Tuesday, May 21 2013, 13:31 PM

Opinion

Conservation and economics look South

A- A A+

Conservation challenges have been numerous and difficult throughout the past few decades and have occurred in various regions of the world. But presently conservation challenges have taken on an unprecedented level of urgency and complexity.

This is primarily because we are living beyond our means; we consume the resources of our planet quicker than we can replenish them. When we do so, we are doing it in ways that are often not only irreversible but also inequitable.

While much progress has been achieved — the world’s average Human Development Index has increased by 18 percent between 1990 and 2010 — not all countries have benefited in the same way. Striking gaps in income, education, and health remain between regions of the world and also among social groups within countries.

Moreover, the risk of inter-generational inequity, the notion that our generation is currently using up the planet’s resources at the expense of future generations, is undoubtedly real.

The damages to the ecosystem and loss of biodiversity are directly undermining the well being of humans. The poor governance of natural resources is exacerbating scarcity and disproportionately affecting the security of millions of smallholders and the rural poor. The effects of climate change will further aggravate these economic and environmental inequities.

Conservation has also become increasingly complicated due to emerging and volatile economic scenarios. The global economic system, which has remained relatively stable and locked in a division between two different visions of economics and society, has increasingly converged towards a global, interdependent system based on market principles and standard ways to measure wealth (GDP).

The system however, has been rattled by frequent crises related to labor, finance, social issues, and, more recently, the environment and climate. Economic growth and rising consumption are putting unsustainable pressure on the natural environment and the planet’s bio-capacity, which is its ability to continue to provide key environmental services.

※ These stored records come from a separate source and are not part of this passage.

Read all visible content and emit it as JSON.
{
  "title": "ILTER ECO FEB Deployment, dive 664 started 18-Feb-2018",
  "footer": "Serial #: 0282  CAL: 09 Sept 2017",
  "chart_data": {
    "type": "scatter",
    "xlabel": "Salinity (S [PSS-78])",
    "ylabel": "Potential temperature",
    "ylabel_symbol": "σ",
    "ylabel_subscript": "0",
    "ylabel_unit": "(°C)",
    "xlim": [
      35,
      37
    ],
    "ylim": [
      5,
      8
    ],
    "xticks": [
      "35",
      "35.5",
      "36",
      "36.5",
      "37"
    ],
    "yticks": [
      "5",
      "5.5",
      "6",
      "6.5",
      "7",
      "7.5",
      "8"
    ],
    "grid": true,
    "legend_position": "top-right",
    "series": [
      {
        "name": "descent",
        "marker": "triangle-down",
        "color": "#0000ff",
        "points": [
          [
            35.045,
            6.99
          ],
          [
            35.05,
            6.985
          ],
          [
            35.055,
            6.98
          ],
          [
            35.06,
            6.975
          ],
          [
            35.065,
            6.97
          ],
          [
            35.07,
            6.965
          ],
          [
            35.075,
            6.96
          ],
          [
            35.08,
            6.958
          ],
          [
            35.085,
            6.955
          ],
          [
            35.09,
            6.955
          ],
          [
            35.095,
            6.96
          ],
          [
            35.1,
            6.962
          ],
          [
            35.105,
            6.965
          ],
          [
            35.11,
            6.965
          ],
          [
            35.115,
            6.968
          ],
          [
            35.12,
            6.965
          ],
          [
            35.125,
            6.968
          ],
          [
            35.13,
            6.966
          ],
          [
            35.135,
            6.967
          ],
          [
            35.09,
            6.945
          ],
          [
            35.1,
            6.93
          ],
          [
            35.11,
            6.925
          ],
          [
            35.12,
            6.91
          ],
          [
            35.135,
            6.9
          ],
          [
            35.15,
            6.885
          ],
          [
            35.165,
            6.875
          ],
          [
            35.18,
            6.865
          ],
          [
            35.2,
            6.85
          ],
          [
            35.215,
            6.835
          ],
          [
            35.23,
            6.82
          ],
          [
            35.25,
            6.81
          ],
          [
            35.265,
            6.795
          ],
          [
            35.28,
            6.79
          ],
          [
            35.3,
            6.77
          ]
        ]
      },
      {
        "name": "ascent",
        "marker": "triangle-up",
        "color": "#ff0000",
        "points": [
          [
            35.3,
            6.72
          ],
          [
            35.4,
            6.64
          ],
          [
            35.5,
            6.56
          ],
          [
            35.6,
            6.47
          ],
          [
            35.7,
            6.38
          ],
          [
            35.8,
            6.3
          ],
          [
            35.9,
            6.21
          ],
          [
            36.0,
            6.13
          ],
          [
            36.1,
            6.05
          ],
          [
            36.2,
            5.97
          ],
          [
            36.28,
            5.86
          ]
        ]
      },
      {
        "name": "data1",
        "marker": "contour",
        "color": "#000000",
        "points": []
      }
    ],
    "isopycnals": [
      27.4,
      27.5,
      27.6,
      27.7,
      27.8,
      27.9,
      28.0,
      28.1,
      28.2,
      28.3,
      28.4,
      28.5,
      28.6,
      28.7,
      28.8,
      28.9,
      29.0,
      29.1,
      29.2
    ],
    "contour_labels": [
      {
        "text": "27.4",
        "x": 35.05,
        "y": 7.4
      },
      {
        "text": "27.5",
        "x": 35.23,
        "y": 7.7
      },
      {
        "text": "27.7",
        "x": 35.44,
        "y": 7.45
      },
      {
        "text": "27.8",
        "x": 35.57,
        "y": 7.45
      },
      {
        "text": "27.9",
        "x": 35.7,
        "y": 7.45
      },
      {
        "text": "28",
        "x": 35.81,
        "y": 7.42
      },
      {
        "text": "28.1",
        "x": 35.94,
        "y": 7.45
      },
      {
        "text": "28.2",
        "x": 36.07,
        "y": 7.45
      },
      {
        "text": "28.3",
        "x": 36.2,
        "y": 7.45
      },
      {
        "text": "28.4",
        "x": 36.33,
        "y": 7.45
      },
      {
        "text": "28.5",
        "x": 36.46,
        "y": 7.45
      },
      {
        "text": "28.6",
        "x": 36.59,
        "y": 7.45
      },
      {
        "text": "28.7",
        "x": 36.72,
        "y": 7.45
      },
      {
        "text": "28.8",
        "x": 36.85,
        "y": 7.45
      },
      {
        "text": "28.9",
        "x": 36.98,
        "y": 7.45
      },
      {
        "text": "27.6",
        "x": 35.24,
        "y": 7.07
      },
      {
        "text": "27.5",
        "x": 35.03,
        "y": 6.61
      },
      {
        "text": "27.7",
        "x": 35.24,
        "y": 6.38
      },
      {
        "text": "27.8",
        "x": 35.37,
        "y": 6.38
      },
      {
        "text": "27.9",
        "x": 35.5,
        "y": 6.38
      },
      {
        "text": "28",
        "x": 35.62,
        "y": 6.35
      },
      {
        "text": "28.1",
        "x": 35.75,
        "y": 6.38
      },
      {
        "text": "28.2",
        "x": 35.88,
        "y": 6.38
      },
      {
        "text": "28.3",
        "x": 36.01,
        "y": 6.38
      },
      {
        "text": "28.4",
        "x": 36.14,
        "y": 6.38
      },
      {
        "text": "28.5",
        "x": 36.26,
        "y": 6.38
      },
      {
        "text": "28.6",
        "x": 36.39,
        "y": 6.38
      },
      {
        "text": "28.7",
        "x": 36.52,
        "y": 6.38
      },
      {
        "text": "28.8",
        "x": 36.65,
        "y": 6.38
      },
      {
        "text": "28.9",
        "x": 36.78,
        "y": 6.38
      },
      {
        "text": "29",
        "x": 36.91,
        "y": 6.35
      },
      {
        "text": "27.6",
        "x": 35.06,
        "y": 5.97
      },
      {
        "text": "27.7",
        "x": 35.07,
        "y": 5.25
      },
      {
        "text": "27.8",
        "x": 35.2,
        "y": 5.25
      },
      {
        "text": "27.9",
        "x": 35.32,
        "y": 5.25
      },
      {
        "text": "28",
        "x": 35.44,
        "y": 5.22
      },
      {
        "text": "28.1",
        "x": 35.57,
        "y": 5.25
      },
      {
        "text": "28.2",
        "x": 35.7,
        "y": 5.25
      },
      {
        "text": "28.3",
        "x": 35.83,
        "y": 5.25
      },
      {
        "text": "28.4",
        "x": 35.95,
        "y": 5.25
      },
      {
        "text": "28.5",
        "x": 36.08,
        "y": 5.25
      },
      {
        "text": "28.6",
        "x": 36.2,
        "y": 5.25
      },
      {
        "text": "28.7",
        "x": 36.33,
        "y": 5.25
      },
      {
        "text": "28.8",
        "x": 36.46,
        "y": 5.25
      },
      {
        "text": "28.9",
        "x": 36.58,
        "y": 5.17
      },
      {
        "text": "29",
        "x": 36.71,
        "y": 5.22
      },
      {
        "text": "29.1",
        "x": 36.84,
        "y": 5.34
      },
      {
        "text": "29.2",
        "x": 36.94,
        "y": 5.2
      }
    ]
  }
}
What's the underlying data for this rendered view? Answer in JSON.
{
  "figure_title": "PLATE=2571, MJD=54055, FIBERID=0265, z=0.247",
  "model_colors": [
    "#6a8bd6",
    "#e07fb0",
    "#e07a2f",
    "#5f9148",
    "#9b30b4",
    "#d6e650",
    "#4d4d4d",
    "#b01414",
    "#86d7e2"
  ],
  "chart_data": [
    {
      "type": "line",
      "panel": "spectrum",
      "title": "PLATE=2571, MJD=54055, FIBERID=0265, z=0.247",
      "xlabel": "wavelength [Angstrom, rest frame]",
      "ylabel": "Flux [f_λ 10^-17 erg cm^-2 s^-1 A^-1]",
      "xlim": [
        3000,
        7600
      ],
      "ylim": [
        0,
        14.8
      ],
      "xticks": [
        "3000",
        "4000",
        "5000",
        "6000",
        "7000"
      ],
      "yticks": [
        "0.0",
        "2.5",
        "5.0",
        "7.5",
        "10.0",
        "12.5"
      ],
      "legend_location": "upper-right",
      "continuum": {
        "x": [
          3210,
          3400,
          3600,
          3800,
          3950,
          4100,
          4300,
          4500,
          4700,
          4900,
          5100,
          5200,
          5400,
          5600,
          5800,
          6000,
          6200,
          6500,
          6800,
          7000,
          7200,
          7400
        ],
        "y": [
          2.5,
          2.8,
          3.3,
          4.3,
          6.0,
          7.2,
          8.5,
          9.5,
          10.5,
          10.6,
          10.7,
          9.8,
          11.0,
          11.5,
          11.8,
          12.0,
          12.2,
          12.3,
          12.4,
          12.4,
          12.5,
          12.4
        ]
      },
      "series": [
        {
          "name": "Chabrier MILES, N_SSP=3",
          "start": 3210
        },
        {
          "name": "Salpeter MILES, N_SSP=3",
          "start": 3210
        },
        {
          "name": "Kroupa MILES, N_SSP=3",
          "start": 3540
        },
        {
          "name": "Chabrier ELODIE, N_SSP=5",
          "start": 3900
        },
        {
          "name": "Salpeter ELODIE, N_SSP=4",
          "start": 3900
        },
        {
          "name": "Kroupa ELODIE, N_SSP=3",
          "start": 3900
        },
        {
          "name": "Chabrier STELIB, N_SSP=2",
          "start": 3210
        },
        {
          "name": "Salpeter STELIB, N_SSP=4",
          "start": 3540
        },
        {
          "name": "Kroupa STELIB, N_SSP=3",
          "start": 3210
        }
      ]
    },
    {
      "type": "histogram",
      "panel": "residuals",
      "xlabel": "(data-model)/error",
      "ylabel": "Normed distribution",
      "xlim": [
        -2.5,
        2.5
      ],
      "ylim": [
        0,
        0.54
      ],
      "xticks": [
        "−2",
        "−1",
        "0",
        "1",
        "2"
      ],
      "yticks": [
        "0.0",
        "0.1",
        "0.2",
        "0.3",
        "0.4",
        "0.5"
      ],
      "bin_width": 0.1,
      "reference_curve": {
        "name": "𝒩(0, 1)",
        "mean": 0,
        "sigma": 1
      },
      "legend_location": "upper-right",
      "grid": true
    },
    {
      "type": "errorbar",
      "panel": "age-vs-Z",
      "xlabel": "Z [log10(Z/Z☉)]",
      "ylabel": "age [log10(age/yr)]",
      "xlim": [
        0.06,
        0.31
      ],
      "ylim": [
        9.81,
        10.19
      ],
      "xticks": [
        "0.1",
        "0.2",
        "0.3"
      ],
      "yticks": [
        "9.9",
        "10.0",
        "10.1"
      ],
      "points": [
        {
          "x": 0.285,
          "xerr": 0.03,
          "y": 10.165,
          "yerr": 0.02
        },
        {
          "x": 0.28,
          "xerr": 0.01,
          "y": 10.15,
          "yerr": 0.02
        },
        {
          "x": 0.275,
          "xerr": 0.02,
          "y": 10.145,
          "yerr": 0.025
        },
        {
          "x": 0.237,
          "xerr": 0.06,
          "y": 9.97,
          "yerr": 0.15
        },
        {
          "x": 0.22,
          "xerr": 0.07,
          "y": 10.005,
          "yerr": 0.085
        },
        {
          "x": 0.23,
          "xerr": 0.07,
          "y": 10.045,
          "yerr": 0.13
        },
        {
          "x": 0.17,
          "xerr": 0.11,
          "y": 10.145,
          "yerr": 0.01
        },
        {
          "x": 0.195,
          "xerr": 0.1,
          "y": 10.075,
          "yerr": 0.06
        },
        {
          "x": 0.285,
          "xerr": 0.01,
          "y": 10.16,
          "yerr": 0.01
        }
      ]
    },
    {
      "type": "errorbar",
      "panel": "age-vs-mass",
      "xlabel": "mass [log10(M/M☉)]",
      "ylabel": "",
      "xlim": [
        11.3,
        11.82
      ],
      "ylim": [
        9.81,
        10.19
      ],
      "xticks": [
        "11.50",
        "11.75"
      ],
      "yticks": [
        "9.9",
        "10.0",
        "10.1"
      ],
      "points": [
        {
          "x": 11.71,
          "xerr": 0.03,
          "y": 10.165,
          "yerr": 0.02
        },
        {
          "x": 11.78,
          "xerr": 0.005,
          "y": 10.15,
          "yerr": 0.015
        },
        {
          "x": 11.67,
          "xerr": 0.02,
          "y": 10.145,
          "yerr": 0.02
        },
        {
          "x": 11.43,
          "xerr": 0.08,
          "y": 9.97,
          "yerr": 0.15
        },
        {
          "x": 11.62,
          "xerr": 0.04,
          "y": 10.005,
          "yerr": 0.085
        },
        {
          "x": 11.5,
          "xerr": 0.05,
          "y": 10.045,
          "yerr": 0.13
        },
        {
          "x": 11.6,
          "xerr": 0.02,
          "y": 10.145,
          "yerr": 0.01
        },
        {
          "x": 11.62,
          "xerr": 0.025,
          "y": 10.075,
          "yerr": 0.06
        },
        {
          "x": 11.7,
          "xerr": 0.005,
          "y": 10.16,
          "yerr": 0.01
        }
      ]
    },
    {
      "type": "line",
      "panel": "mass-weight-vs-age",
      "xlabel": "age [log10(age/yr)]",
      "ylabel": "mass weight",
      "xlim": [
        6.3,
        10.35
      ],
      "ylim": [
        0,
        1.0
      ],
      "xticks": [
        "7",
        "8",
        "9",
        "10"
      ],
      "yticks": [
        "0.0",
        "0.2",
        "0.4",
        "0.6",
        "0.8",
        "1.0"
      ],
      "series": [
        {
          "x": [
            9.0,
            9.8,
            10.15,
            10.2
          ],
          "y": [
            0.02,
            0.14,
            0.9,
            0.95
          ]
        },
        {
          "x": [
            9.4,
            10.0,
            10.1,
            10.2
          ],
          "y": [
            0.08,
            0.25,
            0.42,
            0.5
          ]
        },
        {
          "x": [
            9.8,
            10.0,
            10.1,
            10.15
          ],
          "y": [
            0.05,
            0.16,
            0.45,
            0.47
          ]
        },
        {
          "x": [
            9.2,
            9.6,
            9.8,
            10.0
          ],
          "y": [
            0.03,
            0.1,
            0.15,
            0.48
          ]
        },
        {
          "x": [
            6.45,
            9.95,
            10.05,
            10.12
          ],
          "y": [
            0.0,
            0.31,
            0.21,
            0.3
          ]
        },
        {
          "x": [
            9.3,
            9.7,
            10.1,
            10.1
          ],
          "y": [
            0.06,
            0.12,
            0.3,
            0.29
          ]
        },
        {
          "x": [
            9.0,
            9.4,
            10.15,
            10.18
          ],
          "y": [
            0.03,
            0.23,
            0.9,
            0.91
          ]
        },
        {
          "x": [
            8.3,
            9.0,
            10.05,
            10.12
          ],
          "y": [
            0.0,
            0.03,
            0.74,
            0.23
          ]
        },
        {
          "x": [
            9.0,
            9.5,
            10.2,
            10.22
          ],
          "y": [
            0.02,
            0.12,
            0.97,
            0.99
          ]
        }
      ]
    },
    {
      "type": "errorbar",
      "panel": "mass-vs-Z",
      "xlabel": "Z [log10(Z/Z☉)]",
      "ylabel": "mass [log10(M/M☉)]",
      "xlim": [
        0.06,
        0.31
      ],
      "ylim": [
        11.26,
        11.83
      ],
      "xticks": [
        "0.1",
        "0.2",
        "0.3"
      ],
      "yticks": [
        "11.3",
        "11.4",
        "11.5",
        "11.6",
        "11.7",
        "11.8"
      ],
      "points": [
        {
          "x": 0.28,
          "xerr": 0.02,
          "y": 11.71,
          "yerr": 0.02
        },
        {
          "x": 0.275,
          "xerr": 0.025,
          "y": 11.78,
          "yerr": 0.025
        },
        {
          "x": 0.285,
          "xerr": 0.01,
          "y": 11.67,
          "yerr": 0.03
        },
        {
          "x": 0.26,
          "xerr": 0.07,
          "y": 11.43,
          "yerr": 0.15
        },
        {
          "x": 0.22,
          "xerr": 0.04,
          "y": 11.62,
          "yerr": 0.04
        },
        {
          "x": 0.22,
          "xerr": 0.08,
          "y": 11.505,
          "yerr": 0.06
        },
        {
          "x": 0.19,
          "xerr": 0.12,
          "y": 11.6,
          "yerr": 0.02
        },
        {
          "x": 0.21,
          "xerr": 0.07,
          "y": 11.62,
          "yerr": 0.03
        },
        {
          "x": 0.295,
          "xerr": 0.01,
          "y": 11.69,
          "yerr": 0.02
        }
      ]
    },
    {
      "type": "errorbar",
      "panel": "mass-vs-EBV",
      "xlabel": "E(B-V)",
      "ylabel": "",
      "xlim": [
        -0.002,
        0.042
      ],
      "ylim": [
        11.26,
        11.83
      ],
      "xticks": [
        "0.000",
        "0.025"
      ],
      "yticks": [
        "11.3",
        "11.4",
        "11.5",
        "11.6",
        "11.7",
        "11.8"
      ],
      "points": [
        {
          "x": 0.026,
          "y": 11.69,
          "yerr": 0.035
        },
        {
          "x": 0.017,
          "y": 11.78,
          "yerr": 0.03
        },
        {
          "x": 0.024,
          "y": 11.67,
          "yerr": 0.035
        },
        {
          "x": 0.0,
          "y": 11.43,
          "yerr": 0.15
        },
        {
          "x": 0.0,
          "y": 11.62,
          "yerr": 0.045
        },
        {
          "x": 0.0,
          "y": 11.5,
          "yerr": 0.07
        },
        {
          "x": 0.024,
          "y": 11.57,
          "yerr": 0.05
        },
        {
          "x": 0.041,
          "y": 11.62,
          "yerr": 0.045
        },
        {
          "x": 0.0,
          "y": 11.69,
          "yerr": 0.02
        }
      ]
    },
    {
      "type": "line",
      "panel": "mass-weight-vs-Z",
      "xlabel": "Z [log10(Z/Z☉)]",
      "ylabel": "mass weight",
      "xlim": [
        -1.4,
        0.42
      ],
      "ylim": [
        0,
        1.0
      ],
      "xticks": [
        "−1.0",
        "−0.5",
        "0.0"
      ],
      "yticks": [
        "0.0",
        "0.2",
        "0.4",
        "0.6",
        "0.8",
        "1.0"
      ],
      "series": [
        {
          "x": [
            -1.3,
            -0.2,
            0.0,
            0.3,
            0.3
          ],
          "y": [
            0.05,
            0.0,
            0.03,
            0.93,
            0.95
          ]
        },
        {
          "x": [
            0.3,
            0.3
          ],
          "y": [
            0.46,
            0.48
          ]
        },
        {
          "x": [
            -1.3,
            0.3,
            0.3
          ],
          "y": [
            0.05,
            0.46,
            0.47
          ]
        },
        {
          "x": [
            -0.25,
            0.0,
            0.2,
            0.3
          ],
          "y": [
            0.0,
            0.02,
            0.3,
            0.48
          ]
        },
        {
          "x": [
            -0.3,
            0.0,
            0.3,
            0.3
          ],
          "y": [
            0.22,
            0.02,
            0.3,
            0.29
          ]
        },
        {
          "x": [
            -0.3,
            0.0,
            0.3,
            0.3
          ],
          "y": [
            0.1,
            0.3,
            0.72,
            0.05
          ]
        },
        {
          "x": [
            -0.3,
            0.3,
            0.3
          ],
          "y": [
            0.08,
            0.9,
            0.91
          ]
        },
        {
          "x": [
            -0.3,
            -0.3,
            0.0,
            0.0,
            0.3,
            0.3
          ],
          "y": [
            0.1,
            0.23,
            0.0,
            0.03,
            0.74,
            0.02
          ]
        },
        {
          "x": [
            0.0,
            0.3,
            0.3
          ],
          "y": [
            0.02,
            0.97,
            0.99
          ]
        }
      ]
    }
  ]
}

The traditional economic powerhouses of the west are now being challenged by emerging economies in the South and East of the world. New trade and investment routes have opened, linking the so-called BRIICS+ countries — Brazil, Russia, India, Indonesia, China and South Africa.

High population growth along with increasing average consumption are fueling growth and contributing to economic transformation of these countries. As a result, the economies of developing nations are expanding more rapidly than those of high-income countries. The BRIICS are expected to become the most powerful economic players by 2050.

This shift in economic paradigm has obvious implications for conservation. This shift has raised many red flags for conservationists who have to face the daunting process of mitigating environmental depletion and halting biodiversity loss in these economic hot zones.

The rapid development and growing consumption are happening in countries that have traditionally provided the most important carbon storage, rich biodiversity and other natural resources. This situation highlights how interlinked these issues are. It brings to light, the double challenge of conservation and development, natural resources and growth.

Indonesia, for example, has committed to a 7 percent growth while cutting emissions by 26 percent and conserving biodiversity.

The double challenge is how to balance growth, sustainability, and equity. Frameworks are now being developed such as “Green Economies” to help bring us closer to achieving our mission.

There is no doubt that the current state of the world economy cannot continue at this rate without critical costs to our natural capital. We need to equip the system with tools to value and account for natural resources as a basis of sustainability.

At the same time, conservation also has to take a more holistic perspective and embrace social and economic dimensions, if the challenges of the environment, biodiversity and bio-capacity are to be overcome to secure a prosperous future for 9 or even perhaps 10 billion people who will be sharing the planet in 2050.

The path to secure more environmental, economic and social sustainability passes through the economic and policy choices of the emerging economies.

This requires fundamental changes in the way we think about development and its intersection with the environment.  It raises the need to intensify and extend the ways in which policies and public and private investments can better foster sustainable development and advance a greener and more equitable system for our economies.

The increasing geo-political influence of countries like Indonesia, Brazil, Russia, India, and China as members of the G20 can shift the debate and influence global perspectives by taking the lead on green economies and sustainable development pathways, and a new vision of well-being.

Within World Wide Fund for Nature (WWF) and other conservation organizations, the emergence of the South is an intensely discussed topic, not only because of its growing footprint and environmental threats, but also precisely because of its potential significance for managing more effectively and fairly, the competing human demands on land, forest, seas, water, and habitats to secure prosperity.

This is the kind of solution that the South can bring.

The writer is CEO of WWF-Indonesia.  He previously served as regional coordinator for South-East and East Asia for the Centre for International Forestry Research (CIFOR), chief technical adviser at the United Nations Development Programme (UNDP) in Malaysia, and project manager at the International Tropical Timber Organization (ITTO) in Yokohama, Japan.